Heißes Rennwochenende forderte Tribute

Heißes Rennwochenende forderte Tribute

Im Stadionkessel von Sonneberg wehte am Freitagnachmittag für die Aktiven ein lauer Wind, somit war es für die Sonneberger Radsportler erträglich, ihre Übungen für das Sportabzeichen zu absolvieren. Klar war für 10-14 Jährigen Gold im Visier, was fast alle auch problemlos schafften. Unterstütz durch ihre Trainer, dem sportlichen Vorbild Franz Leon Schuchmann und die Verstärkung der Genussradler die Brüder Lehm, wurde gewalkt, gesprungen und geschleudert. Zum Glück blies bei den Radsportnormen (20 km und 200 m) ein kühlender Gegenwind.

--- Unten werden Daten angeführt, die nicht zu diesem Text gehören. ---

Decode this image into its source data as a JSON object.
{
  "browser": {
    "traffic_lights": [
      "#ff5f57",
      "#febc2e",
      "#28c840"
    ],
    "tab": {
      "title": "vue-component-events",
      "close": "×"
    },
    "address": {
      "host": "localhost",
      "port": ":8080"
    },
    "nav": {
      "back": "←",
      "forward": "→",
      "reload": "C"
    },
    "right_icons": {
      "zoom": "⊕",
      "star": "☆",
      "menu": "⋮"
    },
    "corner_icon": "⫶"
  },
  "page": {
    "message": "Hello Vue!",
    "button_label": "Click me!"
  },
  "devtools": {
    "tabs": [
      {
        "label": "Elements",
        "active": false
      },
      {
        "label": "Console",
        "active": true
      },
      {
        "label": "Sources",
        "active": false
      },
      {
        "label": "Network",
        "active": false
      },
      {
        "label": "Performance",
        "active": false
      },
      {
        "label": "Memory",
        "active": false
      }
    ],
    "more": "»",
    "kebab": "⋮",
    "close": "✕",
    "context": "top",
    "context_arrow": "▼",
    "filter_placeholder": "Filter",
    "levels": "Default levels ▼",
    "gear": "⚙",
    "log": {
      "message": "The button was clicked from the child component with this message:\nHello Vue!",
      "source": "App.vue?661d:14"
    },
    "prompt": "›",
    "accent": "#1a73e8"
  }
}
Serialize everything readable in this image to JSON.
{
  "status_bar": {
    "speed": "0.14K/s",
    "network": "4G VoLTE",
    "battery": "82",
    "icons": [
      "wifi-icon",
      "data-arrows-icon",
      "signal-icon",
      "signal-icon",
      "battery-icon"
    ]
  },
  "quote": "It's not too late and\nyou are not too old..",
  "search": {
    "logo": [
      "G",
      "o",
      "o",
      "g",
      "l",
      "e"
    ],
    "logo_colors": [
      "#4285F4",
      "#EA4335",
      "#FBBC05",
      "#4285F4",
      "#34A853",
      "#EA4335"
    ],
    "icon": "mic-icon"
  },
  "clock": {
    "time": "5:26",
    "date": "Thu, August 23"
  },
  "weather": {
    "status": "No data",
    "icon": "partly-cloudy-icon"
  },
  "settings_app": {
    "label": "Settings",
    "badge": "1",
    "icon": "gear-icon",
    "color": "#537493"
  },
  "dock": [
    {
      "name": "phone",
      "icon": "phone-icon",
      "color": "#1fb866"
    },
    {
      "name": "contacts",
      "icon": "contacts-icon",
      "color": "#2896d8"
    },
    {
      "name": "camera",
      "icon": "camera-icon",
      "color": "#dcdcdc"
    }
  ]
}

Hitze auch auf dem Schulhof der Grundschule am Stadtpark. Beim Schulfest ist der RSV wie jedes Jahr vertreten und lässt die Grundschüler kräftig in die Pedale treten. Diesmal gab es zwei Sieger mit beachtlichen Geschwindigkeiten über 50 km/h, Freda und Edie (beide Klasse 4).

Anders zur Deutschen Meisterschaft Straße der U23 in Bruchsal. Da waren es bereits am Start der schon verkürzten Strecke von 154 km 35 °C und dies sollte noch steigen. Yannik Stehlin kam an diesen Tag mit den Temperaturen gar nicht zurecht und musste wie viele andere auch, zeitig aussteigen.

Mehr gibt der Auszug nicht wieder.